Alimentar o viés de negatividade com o viés de confirmação, torna tudo ainda mais impactante. E, como isso tudo afeta o processo decisório? De forma relevante, pode ter certeza. Um desses efeitos é elevar a aversão ao risco por parte dos investidores, particularmente aqueles que já se declaram conservadores. Além disso, tende a fazer com que haja uma tendência a realizar operações ruins, por conta da crença de que tudo pode piorar ainda mais, conforme mostram os constantes reportes negativos.

Em estudo realizado no contexto da Covid-19 (Braga, 2021), pude perceber que a exposição a notícias negativas pode fazer as pessoas tomarem decisões de investimento que as levem a ter perdas muito maiores do que se não estivessem sido expostas a tais notícias. Ou seja, há uma tendência das pessoas de tomarem decisões precipitadas de compra e ou venda de ativos financeiros, quando envoltas no viés da negatividade.

A mídia sabe que notícias negativas dão mais audiência do que notícias positivas equivalentes. Falar das mortes é mais relevante para o público do que destacar quantos sobreviveram. Os falidos são mais atraentes do que os que superaram uma crise financeira. Criminalidade, violência, fome e morte sobressaem mais no noticiário do que ações que as combatam. Do lado da economia, desemprego, inflação e juros merecem mais atenção quando estão em alta do que em queda. Isso porque o público gosta da “sangria” dos fatos negativos. Não se quer dizer que os eventos negativos não devam ser reportados ou que se deva censurar qualquer publicação, pelo contrário. Está-se simplesmente sinalizando que há um viés no contexto das notícias que precisa ser considerado quando da análise para fins decisórios.

Sempre foi assim e há de continuar sendo. Os mais lutuosos temas da vida em sociedade é algo que atrai a atenção da massa de consumidores ávidos por tragédias. Um reality show que não mostre brigas e tretas não dará tanto retorno para um canal de tv ou um serviço de streaming. Intrigas e fofocas são elementos tão íntimos na vida da maior parte da população que chegam a invadir locais “sagrados”, como o ambiente de trabalho e os bem-intencionados grupos de oração da igreja.

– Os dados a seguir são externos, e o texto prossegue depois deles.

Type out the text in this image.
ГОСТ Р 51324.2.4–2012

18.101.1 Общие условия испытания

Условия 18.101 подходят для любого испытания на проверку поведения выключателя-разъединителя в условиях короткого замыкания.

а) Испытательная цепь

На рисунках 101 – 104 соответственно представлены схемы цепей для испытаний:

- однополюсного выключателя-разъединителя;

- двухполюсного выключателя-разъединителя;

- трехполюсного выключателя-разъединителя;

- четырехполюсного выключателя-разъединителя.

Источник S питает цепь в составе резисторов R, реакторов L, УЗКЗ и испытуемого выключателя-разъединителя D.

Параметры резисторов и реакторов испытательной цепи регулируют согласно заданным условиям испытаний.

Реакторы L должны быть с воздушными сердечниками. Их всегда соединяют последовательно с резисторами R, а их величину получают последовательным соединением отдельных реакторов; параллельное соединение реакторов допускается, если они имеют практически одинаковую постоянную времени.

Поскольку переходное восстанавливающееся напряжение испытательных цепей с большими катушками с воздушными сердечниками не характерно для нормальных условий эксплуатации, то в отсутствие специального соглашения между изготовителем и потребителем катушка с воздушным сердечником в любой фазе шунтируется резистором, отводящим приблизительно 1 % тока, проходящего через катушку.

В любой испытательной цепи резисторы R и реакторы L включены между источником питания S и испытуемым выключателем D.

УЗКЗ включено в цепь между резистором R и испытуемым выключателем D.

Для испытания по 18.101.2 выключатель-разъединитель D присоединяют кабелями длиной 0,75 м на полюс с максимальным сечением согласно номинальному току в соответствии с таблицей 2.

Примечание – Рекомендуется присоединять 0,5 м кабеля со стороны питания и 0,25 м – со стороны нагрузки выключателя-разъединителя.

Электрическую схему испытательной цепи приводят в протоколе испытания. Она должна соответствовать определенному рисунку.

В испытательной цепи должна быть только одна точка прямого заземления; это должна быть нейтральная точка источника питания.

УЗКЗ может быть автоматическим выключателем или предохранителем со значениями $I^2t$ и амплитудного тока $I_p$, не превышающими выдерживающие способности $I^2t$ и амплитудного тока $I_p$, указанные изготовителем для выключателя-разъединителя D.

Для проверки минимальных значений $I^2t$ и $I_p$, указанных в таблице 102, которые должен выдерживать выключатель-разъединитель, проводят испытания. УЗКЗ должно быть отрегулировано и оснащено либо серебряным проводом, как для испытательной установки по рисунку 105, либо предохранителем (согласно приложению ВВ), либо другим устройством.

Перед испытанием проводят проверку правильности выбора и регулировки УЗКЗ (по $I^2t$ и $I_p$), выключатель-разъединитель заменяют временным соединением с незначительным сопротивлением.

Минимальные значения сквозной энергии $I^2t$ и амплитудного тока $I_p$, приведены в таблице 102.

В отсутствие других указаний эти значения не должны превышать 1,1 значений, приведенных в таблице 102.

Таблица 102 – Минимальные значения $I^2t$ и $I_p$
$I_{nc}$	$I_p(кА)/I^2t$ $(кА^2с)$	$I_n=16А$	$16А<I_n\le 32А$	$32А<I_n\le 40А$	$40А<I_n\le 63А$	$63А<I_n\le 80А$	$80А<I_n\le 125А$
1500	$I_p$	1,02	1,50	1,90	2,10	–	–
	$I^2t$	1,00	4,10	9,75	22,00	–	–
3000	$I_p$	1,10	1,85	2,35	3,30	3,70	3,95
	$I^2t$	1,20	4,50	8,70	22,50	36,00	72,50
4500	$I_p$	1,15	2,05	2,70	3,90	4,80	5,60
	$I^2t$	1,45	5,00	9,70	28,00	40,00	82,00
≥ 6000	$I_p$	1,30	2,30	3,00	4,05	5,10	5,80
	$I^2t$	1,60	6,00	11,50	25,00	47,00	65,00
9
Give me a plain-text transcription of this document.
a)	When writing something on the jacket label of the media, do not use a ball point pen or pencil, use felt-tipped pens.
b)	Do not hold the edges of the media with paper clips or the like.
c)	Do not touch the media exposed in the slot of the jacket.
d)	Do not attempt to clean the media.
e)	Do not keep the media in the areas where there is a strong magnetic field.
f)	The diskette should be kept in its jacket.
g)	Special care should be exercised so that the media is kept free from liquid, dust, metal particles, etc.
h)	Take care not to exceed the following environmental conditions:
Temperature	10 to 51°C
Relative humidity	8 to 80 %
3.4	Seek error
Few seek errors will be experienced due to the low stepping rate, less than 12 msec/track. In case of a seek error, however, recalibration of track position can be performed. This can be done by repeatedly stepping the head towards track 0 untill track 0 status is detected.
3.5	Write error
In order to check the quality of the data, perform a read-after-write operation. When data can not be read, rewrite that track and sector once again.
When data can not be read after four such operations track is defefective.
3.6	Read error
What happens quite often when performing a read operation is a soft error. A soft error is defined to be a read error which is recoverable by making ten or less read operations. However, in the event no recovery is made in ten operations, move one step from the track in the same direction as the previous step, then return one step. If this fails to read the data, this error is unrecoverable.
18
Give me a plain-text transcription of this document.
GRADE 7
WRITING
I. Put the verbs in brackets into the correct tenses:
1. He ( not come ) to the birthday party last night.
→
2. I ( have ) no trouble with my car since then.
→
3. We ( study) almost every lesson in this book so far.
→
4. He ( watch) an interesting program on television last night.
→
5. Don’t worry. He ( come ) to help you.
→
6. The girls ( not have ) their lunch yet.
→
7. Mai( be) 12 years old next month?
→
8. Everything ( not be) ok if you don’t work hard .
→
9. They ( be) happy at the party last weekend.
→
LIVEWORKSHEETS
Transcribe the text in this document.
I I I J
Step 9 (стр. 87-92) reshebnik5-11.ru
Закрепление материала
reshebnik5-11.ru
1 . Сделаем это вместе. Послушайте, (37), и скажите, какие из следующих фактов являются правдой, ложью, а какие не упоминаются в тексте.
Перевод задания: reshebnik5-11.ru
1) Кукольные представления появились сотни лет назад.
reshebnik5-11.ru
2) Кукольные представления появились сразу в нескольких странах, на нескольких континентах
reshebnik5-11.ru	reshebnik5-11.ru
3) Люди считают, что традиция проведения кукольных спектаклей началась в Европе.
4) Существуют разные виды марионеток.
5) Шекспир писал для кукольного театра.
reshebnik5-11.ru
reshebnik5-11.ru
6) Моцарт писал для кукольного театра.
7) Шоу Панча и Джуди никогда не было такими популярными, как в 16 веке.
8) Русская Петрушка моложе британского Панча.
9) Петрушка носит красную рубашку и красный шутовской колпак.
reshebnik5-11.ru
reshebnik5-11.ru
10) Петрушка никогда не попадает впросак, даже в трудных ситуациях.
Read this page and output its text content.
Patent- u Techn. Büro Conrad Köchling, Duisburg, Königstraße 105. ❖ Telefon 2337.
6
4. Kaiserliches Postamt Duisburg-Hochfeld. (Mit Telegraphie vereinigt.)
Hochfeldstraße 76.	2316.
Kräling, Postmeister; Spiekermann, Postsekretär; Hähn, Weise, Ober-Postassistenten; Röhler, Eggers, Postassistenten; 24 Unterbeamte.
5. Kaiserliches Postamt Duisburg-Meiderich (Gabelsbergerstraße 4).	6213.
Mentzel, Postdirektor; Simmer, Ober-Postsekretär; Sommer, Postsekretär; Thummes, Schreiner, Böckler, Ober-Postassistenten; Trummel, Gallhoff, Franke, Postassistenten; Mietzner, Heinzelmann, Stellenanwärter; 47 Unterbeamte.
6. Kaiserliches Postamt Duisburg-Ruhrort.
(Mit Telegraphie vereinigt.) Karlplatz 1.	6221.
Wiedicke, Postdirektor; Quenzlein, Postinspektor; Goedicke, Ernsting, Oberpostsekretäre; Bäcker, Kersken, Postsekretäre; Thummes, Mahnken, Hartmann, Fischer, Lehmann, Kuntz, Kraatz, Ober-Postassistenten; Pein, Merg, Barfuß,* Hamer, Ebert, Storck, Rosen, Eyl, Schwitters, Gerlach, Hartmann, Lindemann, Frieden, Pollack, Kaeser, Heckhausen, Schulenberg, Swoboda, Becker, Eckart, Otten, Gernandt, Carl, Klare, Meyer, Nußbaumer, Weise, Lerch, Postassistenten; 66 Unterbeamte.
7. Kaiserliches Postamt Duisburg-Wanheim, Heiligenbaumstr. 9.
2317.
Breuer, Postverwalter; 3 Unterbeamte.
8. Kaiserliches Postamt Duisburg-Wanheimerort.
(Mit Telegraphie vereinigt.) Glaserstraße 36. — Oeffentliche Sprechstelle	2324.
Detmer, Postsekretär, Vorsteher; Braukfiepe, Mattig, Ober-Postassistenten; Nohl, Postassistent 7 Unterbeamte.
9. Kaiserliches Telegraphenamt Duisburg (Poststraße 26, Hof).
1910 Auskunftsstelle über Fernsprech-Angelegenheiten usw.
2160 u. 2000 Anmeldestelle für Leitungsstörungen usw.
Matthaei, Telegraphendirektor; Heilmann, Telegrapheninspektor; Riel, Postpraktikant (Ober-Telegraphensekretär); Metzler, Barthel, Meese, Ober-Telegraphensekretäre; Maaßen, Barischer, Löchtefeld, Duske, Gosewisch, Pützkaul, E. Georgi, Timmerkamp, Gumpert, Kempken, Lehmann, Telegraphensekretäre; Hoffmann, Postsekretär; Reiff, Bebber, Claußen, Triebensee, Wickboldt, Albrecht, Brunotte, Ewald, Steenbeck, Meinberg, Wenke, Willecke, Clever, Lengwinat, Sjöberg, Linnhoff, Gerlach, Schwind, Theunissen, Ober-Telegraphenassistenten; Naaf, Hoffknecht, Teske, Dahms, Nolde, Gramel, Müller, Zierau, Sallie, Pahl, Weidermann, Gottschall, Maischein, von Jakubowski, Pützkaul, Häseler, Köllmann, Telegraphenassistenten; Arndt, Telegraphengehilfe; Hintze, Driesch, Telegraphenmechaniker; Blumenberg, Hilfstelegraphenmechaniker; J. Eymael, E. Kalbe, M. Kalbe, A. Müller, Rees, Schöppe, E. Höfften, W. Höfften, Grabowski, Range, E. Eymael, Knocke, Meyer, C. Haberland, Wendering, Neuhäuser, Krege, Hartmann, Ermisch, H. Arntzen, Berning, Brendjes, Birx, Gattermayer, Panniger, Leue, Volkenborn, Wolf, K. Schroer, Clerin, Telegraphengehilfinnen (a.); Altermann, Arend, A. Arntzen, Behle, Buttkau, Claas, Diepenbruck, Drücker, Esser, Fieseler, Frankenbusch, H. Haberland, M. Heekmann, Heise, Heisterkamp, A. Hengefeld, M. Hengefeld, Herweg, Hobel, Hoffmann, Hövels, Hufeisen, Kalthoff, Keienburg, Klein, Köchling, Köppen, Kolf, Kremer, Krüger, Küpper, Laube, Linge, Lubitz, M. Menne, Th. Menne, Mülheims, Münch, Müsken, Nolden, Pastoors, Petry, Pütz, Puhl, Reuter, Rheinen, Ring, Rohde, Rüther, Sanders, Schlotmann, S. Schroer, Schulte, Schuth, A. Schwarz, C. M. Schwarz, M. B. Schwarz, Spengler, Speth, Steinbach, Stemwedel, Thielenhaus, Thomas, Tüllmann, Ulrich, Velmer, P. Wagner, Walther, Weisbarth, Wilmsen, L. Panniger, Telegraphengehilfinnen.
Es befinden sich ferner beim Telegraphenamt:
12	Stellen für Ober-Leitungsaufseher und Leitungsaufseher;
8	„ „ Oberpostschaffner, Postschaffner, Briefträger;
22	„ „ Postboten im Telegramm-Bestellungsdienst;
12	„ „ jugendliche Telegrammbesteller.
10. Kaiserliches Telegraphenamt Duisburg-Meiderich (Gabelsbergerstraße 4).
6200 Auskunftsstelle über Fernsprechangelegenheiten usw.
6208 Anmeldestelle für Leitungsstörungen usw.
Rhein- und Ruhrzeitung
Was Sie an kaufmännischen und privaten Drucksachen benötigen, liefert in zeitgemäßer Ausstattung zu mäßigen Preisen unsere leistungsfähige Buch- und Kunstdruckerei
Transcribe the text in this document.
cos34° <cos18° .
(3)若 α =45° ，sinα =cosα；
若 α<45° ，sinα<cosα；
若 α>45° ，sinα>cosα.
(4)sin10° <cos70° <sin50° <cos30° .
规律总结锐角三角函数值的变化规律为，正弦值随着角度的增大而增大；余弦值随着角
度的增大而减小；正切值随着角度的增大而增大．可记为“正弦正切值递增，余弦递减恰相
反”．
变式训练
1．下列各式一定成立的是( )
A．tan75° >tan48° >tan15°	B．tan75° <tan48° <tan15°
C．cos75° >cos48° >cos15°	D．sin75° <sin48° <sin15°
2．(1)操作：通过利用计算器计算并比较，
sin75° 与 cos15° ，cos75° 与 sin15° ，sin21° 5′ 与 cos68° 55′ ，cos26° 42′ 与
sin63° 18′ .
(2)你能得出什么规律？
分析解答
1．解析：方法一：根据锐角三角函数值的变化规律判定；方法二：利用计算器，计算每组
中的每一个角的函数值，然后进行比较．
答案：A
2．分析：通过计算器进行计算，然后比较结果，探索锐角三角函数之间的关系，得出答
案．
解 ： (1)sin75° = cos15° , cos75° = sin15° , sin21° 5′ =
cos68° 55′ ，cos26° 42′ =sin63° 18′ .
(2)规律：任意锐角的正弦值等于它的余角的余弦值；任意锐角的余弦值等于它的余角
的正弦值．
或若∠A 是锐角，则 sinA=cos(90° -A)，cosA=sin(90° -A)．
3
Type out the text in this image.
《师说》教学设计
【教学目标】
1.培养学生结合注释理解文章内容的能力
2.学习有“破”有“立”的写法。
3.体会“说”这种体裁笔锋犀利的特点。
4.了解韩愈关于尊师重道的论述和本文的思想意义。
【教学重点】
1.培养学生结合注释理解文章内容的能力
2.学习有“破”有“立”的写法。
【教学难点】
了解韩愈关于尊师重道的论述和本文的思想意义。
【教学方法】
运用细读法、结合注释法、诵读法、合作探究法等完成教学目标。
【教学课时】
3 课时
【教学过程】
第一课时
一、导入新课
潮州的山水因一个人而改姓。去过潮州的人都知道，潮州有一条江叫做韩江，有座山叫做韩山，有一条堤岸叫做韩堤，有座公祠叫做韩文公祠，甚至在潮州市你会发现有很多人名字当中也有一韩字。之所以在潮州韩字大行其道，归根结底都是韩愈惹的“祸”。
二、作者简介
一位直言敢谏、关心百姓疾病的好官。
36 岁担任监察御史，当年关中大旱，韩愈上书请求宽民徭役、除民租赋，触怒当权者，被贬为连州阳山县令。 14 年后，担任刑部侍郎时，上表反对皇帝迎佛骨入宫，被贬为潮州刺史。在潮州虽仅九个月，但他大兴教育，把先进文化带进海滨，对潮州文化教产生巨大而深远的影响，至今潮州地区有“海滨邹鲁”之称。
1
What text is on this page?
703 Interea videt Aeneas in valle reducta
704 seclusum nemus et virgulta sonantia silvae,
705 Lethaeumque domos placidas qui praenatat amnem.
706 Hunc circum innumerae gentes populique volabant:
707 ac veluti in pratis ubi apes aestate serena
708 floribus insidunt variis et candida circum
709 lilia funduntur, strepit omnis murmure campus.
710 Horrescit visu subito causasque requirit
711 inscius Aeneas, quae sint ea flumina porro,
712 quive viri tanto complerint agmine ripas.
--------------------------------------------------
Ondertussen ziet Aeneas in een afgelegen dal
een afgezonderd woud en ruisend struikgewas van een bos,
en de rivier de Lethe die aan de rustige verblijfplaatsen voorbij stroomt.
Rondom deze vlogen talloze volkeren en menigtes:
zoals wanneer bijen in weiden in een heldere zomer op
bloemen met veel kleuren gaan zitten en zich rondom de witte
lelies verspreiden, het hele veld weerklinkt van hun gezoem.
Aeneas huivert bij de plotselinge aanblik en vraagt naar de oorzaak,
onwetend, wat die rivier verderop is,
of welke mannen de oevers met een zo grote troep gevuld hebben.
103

A verdade é que não dá para se livrar da negatividade do cotidiano, mas, sabendo de sua existência, é possível se vacinar, evitando dar muito peso a eventos que mostram apenas um lado da história ou buscando elementos factuais que possam validar se o que está sendo reportado realmente merece a tinta com que está sendo tingido. Se isso ficar confirmado, veja de que modo isso tudo poderá realmente afetar sua vida e pondere tal impacto em seu processo decisório, buscando as melhores rotas de ação. Só não vá se alimentar da primeira informação, seja ela positiva ou negativa, que te chega aos ouvidos ou pelas redes sociais. E olha que não se está nem falando das fake news, imagine ainda se elas estiverem apimentando todo esse contexto. É como se diz, “não está fácil para ninguém”, mas não é preciso piorar ainda mais aquilo que pode já não estar bom.

Alimente o que te faz bem e deixe morrer de fome o que só causa negatividade, mesmo que ela obtenha restos para comer de alguém ou revolva as lixeiras da maldade. Que a força esteja com você! Boas decisões!

 

Robson Braga
Sócio-fundador da BR2 Consultoria Empresarial
Professor de Finanças da Universidade do Estado da Bahia

 

  • Braga, R. (2021). O efeito das notícias negativas sobre o comportamento dos investidores: um estudo em tempos de Covid-19. In.: Anais do 21º USP International Conference in Accouting. São Paulo.
  • Kanouse, D. E. (1984). Explaining Negativity Biases in Evaluation and Choice Behavior: Theory and Research. Advances in Consumer Research, 11(1).
  • Peeters, G. & Czapinski, J. (1990). Positive-negative asymmetry in evaluations: The distinction between affective and informational negativity effects. European Review of Social Psychology, 1(1), 33-60.
  • Rozin, P. & Royzman, E. B. (2001). Negativity bias, negativity dominance, and contagion. Personality and Social Psychology Review, 5(4), 296-320.